RGA dismisses UK self-exclusion fears
Details of new blanket opt-out system could be released in September as RGA defends beefed-up self-exclusion plans

The Remote Gaming Association (RGA) says “good progress” is being made on a UK-wide customer self-exclusion scheme despite critics claiming the measure could end up forcing customers into the arms of black market operators.
The RGA has been working alongside the regulator in recent months in order to develop a system to enable consumers to block themselves from all Gambling Commission-licensed remote operators with just a click of a button.
And according to the RGA, finer details of the new self-exclusion scheme should be announced by the end of September with the system potentially in place before the end of the year.
However, plans for a nation-wide opt-out scheme have been met with mixed response with some stakeholders concerned the measure could see those blocked from licensed sites forced into the arms of unlicensed operators.
Clive Hawkswood, chief executive of the RGA, rejected this argument and told eGaming Review the new scheme could only be an improvement on the operator-by-operator self-exclusion system currently in place.
“A self-excluded problem gambler, or just a gambler, can go anywhere at the moment if he changes his mind so the ability to go to an unlicensed operator already exists,” Hawkswood said.
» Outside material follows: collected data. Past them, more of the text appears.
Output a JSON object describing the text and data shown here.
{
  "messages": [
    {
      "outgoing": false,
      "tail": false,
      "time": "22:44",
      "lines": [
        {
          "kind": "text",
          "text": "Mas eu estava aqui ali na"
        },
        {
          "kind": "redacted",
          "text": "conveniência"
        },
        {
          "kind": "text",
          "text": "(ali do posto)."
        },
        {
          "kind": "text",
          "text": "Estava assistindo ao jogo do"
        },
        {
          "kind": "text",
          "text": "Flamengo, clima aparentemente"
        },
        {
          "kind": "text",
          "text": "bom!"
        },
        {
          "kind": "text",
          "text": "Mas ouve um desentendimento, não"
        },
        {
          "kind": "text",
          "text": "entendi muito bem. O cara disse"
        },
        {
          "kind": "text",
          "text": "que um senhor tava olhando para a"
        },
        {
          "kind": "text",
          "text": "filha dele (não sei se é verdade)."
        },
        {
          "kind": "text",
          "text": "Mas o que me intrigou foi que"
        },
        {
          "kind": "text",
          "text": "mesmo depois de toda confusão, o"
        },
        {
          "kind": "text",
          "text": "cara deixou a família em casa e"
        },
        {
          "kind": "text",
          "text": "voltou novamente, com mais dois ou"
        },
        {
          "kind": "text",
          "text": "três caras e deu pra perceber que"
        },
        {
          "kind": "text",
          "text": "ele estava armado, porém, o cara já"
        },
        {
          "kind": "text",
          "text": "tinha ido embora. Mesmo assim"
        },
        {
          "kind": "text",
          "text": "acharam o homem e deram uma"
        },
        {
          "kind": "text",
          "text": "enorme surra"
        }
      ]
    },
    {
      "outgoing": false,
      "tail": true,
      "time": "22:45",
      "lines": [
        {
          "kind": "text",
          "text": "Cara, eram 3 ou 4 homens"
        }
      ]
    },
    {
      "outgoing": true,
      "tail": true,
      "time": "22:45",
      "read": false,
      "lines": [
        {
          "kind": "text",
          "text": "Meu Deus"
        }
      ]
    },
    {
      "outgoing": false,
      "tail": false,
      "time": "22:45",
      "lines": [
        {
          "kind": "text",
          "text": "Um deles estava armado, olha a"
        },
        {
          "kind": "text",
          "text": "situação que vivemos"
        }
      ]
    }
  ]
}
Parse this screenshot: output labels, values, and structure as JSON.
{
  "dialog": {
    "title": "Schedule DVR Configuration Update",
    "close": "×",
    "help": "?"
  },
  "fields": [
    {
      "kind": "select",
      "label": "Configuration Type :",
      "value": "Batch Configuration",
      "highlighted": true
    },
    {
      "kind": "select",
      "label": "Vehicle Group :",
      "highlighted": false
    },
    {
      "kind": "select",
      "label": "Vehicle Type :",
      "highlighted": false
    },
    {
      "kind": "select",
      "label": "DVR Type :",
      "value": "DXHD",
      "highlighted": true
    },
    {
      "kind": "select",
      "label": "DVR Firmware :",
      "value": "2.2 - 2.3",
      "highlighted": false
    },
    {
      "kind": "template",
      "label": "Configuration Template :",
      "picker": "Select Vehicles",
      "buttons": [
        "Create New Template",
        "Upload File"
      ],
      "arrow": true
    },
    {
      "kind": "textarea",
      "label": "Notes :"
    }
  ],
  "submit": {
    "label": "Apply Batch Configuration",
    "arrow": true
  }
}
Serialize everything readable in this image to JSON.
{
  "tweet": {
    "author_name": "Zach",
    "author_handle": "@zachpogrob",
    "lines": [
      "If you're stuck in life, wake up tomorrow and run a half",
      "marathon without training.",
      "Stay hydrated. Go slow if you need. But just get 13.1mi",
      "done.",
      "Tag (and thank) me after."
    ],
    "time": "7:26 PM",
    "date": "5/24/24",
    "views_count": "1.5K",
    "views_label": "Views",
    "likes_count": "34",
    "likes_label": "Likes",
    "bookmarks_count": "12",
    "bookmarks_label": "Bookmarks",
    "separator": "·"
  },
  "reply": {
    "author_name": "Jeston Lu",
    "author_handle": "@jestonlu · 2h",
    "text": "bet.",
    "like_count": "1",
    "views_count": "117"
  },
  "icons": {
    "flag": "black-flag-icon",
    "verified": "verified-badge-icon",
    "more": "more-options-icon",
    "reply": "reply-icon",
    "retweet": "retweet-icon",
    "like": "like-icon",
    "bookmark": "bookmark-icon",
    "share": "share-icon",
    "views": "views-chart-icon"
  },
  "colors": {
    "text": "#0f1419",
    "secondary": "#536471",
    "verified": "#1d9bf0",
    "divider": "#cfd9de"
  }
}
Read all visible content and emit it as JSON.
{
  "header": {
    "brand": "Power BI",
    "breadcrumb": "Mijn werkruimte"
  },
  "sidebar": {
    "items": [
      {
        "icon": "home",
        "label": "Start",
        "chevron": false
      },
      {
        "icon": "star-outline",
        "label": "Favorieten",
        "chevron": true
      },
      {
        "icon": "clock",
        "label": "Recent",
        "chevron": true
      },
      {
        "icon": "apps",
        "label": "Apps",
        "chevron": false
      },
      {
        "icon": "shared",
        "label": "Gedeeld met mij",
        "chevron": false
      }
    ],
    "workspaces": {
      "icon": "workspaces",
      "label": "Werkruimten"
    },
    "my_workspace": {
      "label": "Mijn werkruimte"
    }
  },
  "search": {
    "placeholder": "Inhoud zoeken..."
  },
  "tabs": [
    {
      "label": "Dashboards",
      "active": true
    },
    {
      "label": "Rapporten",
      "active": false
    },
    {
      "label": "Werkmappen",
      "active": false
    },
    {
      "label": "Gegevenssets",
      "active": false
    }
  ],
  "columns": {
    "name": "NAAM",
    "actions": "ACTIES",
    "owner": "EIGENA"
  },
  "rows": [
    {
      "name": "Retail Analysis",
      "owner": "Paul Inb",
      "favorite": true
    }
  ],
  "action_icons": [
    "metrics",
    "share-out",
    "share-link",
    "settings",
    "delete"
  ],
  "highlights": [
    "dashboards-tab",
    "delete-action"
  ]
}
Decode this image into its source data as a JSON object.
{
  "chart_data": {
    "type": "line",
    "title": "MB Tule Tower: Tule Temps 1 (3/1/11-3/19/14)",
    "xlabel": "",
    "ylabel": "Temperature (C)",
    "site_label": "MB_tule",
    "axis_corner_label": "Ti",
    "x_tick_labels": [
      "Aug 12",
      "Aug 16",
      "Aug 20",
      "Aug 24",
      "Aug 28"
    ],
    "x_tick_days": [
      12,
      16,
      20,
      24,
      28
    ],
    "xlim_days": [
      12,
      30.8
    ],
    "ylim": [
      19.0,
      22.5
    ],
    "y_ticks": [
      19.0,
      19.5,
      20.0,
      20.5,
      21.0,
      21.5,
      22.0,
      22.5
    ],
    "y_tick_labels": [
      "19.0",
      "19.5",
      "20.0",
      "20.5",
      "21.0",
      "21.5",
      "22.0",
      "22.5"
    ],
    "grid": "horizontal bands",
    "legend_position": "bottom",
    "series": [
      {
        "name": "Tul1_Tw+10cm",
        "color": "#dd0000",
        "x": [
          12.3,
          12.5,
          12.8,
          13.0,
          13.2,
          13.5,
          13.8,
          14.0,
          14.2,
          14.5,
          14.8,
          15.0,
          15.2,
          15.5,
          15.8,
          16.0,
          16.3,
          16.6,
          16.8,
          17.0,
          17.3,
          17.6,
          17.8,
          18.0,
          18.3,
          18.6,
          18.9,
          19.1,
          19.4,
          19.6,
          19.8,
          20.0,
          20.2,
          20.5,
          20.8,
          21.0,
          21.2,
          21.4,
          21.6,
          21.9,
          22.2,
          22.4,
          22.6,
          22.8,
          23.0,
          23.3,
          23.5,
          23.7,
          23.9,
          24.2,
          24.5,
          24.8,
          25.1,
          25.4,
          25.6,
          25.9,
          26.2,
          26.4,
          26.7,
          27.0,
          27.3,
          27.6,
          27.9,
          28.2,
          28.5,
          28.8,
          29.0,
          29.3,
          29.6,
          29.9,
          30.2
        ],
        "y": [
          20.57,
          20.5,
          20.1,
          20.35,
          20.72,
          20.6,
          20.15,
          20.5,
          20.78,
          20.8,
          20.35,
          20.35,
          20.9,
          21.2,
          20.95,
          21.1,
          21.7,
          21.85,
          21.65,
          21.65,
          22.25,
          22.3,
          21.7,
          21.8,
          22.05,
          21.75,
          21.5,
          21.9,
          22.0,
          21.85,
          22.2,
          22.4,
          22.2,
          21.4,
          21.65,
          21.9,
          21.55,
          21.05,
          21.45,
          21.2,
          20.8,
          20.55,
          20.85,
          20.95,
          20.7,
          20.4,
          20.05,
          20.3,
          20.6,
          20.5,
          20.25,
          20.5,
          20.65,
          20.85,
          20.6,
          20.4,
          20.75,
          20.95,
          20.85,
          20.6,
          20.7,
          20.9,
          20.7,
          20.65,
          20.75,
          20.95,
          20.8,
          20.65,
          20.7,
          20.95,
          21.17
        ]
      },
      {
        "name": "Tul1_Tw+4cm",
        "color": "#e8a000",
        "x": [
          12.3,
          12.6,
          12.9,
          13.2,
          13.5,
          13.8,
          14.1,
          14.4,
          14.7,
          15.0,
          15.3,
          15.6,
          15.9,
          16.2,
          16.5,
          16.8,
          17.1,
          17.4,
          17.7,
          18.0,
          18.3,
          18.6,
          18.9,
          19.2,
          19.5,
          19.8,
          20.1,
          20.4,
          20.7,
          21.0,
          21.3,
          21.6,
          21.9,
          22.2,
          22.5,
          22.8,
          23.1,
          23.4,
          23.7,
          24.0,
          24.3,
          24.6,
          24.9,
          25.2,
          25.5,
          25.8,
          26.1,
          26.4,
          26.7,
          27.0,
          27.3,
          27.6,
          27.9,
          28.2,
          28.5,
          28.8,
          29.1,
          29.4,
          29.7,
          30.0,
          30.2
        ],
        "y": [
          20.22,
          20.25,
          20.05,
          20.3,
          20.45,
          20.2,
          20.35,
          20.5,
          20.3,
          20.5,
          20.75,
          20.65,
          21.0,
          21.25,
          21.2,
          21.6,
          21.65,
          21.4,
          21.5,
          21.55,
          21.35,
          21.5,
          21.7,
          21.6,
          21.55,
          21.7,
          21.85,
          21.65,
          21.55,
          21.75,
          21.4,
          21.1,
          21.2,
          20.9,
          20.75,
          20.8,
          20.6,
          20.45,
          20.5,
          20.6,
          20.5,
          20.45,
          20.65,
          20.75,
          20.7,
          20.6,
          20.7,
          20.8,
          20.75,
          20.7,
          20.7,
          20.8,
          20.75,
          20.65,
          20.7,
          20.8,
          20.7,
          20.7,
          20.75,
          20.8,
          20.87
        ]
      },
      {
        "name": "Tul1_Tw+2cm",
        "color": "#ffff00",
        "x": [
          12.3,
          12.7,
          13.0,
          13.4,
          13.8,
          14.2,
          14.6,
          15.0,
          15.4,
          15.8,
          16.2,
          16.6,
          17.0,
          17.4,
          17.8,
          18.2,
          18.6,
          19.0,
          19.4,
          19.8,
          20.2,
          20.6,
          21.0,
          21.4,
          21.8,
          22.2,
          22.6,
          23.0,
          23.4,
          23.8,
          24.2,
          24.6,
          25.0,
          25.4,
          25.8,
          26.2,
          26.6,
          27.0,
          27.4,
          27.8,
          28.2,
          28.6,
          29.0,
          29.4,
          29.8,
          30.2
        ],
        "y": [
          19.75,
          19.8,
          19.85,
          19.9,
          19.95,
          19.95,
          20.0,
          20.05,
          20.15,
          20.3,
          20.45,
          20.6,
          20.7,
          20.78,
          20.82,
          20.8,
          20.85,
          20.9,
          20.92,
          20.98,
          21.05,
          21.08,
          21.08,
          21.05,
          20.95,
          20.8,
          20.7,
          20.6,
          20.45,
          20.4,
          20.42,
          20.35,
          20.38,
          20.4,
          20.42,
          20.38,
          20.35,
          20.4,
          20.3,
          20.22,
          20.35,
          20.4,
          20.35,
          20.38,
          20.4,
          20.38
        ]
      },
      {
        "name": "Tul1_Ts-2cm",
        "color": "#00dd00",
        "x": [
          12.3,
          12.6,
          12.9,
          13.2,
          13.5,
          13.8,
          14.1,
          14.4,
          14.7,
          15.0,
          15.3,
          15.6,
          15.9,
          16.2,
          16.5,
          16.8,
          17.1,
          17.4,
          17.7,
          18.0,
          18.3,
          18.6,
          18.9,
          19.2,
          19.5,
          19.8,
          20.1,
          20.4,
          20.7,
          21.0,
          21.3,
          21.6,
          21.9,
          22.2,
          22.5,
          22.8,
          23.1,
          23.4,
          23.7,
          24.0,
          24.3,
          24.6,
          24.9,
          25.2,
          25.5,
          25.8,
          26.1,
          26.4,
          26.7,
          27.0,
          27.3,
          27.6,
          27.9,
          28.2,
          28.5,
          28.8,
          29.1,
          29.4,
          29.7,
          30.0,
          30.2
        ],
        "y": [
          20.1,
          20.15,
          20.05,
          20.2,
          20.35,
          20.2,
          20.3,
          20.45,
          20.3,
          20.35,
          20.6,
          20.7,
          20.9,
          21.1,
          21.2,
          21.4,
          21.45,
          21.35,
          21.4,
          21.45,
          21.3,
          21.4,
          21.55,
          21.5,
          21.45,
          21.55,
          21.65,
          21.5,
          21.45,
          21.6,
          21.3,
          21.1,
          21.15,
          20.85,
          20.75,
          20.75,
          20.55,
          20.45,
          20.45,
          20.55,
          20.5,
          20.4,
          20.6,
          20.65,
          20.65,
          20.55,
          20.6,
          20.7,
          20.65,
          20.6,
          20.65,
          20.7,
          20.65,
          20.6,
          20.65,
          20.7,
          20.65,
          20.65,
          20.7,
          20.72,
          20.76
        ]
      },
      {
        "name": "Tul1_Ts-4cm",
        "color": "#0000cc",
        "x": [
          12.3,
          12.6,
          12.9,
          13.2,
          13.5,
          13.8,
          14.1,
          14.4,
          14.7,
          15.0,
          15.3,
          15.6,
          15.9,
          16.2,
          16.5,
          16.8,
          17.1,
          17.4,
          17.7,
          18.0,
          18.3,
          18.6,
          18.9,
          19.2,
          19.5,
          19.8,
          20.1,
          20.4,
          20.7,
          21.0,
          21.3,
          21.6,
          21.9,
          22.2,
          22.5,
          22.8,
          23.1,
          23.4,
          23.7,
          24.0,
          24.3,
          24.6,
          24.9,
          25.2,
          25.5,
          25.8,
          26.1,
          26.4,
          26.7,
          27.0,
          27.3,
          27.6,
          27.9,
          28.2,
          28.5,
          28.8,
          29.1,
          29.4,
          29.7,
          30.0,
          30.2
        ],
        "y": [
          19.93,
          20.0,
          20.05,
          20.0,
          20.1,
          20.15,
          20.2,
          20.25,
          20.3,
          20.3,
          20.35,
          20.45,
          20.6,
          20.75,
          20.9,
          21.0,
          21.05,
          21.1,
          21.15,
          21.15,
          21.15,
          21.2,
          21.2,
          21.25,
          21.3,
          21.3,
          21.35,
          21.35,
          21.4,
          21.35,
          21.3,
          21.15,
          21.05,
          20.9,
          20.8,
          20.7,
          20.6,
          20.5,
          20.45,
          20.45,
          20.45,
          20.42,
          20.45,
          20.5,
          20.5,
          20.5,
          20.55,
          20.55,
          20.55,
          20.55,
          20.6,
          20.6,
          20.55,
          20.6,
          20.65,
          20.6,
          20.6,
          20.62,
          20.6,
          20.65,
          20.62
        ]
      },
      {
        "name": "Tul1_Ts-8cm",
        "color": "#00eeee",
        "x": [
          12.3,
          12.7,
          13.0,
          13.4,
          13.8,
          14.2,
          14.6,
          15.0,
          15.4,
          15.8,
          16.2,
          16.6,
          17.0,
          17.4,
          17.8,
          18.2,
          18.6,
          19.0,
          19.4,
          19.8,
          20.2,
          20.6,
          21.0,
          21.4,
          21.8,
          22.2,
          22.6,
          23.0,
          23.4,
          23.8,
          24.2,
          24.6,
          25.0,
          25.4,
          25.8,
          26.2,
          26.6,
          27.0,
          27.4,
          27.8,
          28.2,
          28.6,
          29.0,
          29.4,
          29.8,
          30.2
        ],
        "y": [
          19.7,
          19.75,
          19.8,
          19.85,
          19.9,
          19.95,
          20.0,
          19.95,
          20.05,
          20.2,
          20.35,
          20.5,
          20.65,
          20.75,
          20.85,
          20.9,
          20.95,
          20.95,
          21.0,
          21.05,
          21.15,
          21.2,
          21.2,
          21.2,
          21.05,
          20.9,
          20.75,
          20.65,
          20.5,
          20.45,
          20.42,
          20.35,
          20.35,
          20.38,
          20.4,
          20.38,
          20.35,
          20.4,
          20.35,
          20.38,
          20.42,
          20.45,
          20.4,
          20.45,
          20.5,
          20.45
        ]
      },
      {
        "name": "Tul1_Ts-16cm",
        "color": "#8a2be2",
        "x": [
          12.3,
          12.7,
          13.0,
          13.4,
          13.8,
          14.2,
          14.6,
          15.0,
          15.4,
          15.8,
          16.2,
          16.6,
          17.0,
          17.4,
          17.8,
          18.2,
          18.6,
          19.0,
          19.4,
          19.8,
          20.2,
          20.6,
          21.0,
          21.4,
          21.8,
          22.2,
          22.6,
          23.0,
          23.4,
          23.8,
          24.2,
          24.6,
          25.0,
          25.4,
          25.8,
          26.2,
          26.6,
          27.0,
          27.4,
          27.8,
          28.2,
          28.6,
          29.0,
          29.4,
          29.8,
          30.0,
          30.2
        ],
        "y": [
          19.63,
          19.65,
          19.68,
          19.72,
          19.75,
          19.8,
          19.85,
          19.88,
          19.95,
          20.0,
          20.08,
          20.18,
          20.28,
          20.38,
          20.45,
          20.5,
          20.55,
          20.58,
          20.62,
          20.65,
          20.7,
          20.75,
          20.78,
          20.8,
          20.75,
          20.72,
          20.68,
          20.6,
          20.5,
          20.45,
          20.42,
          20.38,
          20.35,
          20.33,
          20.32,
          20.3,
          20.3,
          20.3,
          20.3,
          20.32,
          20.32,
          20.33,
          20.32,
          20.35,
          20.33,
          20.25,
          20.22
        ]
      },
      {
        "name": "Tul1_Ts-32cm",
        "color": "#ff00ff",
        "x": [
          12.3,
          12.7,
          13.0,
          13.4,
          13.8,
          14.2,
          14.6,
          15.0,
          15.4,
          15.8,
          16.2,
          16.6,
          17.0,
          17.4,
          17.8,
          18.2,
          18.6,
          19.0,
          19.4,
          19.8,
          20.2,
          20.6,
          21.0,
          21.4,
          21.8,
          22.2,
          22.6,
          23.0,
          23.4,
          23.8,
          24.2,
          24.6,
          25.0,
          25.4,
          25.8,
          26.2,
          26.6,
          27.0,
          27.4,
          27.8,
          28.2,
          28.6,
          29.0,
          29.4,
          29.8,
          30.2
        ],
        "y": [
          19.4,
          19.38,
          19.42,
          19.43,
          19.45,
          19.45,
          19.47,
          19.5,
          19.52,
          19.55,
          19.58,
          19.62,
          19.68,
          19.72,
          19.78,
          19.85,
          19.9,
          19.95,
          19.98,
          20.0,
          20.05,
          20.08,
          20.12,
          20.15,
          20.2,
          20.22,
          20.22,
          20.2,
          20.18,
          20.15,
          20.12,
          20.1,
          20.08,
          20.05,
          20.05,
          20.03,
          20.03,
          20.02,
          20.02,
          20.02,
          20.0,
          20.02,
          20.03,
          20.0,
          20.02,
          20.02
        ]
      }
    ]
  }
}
“The national scheme cannot be fool-proof, but it’s about making the holes in the net as small as possible and enabling someone to self-exclude from every Gambling Commission-licensed operator must help customers much more than if they have to do it individually over and over again,” he added.
The policy was originally discussed during the Gambling Bill’s report stage in the House of Lords when the government confirmed the Commission was reviewing existing self-exclusion methods.
The UK government had stressed the importance of adequate player protection methods during the progress of the Bill, which was passed into law in May.
The Gambling Commission was unavailable to comment at time of publication.